Die Rudolf-Wissell-Brücke führt die A100 über die Spree, Spreeaue und die Charlottenburger Schleuse. Weil sie marode ist und den Verkehr nicht mehr tragen kann, soll sie umgebaut werden. Wie die Zeitung B.Z. berichtete, verlieren aufgrund des Umbaus einige Kleingärtner ihre Parzellen. 83 Gartenlauben wären betroffen, schreibt die Zeitung. Ob und wo den verdrängten Kleingärtnern Ersatzflächen angeboten werden, ist nicht Sache des Bauherren, sondern des Landes Berlin. Die Höhe der Entschädigung kann erst ausgehandelt werden, wenn das Baurecht für die neue Rudolf-Wissell-Brücke steht. In der Vergangenheit war mal von 8000 Euro je Parzelle die Rede.

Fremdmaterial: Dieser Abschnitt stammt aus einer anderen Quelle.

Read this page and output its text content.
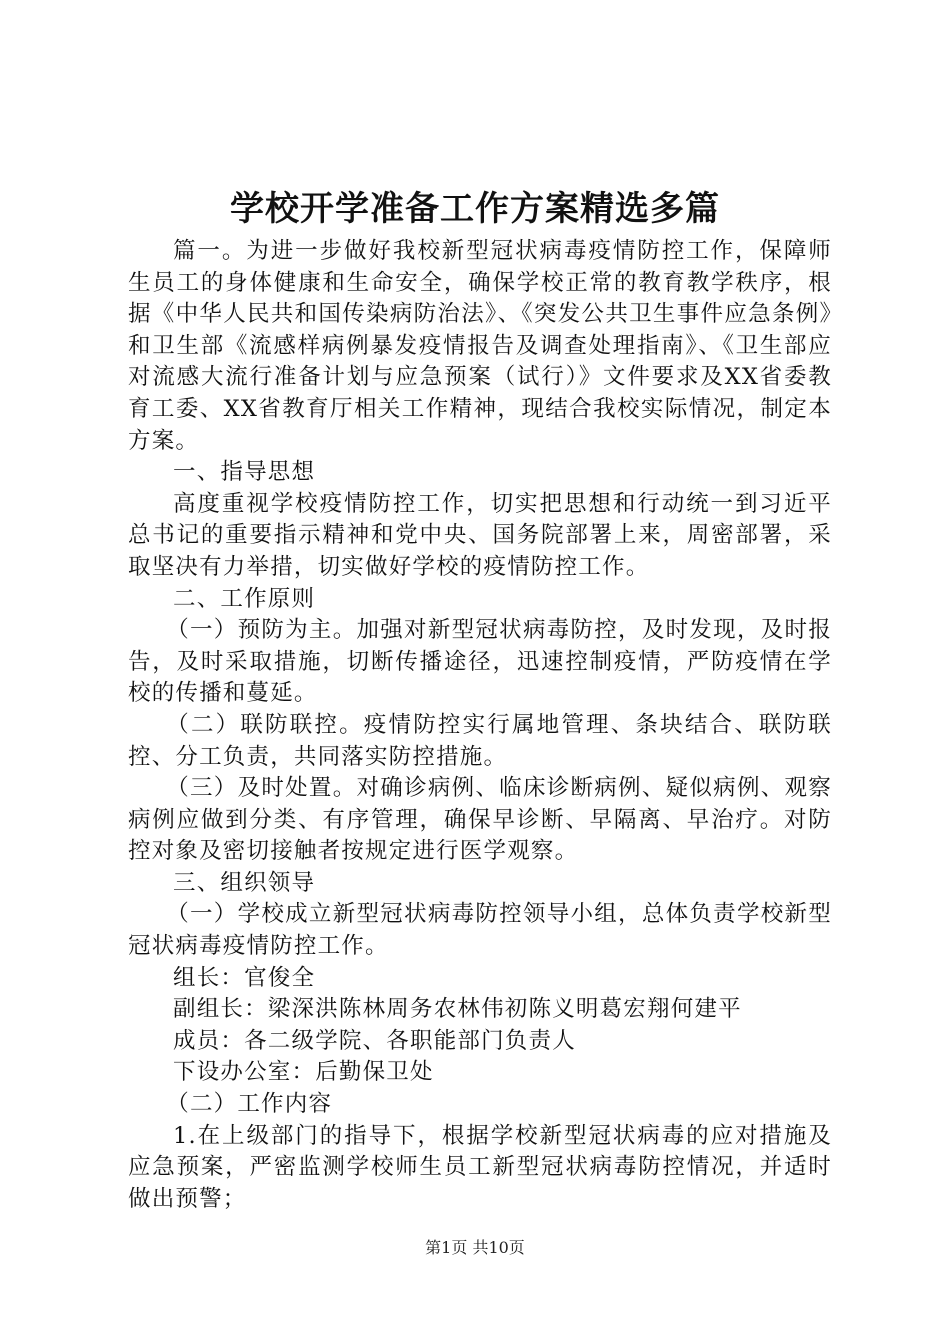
学校开学准备工作方案精选多篇

篇一。为进一步做好我校新型冠状病毒疫情防控工作，保障师生员工的身体健康和生命安全，确保学校正常的教育教学秩序，根据《中华人民共和国传染病防治法》、《突发公共卫生事件应急条例》和卫生部《流感样病例暴发疫情报告及调查处理指南》、《卫生部应对流感大流行准备计划与应急预案（试行）》文件要求及XX省委教育工委、XX省教育厅相关工作精神，现结合我校实际情况，制定本方案。

一、指导思想

高度重视学校疫情防控工作，切实把思想和行动统一到习近平总书记的重要指示精神和党中央、国务院部署上来，周密部署，采取坚决有力举措，切实做好学校的疫情防控工作。

二、工作原则

（一）预防为主。加强对新型冠状病毒防控，及时发现，及时报告，及时采取措施，切断传播途径，迅速控制疫情，严防疫情在学校的传播和蔓延。

（二）联防联控。疫情防控实行属地管理、条块结合、联防联控、分工负责，共同落实防控措施。

（三）及时处置。对确诊病例、临床诊断病例、疑似病例、观察病例应做到分类、有序管理，确保早诊断、早隔离、早治疗。对防控对象及密切接触者按规定进行医学观察。

三、组织领导

（一）学校成立新型冠状病毒防控领导小组，总体负责学校新型冠状病毒疫情防控工作。

组长：官俊全

副组长：梁深洪陈林周务农林伟初陈义明葛宏翔何建平

成员：各二级学院、各职能部门负责人

下设办公室：后勤保卫处

（二）工作内容

1.在上级部门的指导下，根据学校新型冠状病毒的应对措施及应急预案，严密监测学校师生员工新型冠状病毒防控情况，并适时做出预警；

第1页 共10页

Neue Rudolf-Wissell-Brücke soll 2031 fertig sein

Zur Erklärung: In den 1960er-Jahren gebaut war sie auf 20.000 Fahrzeuge ausgelegt. Aktuell muss sie allerdings täglich 180.000 Autos tragen. Daher soll die Brücke nun erneuert werden. Schon Ende 2024 sollen die vorbereitenden Arbeiten für den Umbau starten. Der Bau soll sechs Jahre dauern, mindestens bis 2031. Ab 2025 wird der östliche Brückenstrang neben der jetzigen Brücke gebaut. Danach nimmt der neu gebaute Strang den ganzen Verkehr auf, damit die alte Brücke umgebaut werden kann. Auch Lärmschutzwände sollen errichtet werden.

Vor dem Ukraine-Krieg rechnete die Deutsche Einheit Fernstraßenplanungs- und -bau GmbH (DEGES) mit 270 Millionen Euro Baukosten. Nun soll es wegen des Materialmangels viel teurer werden.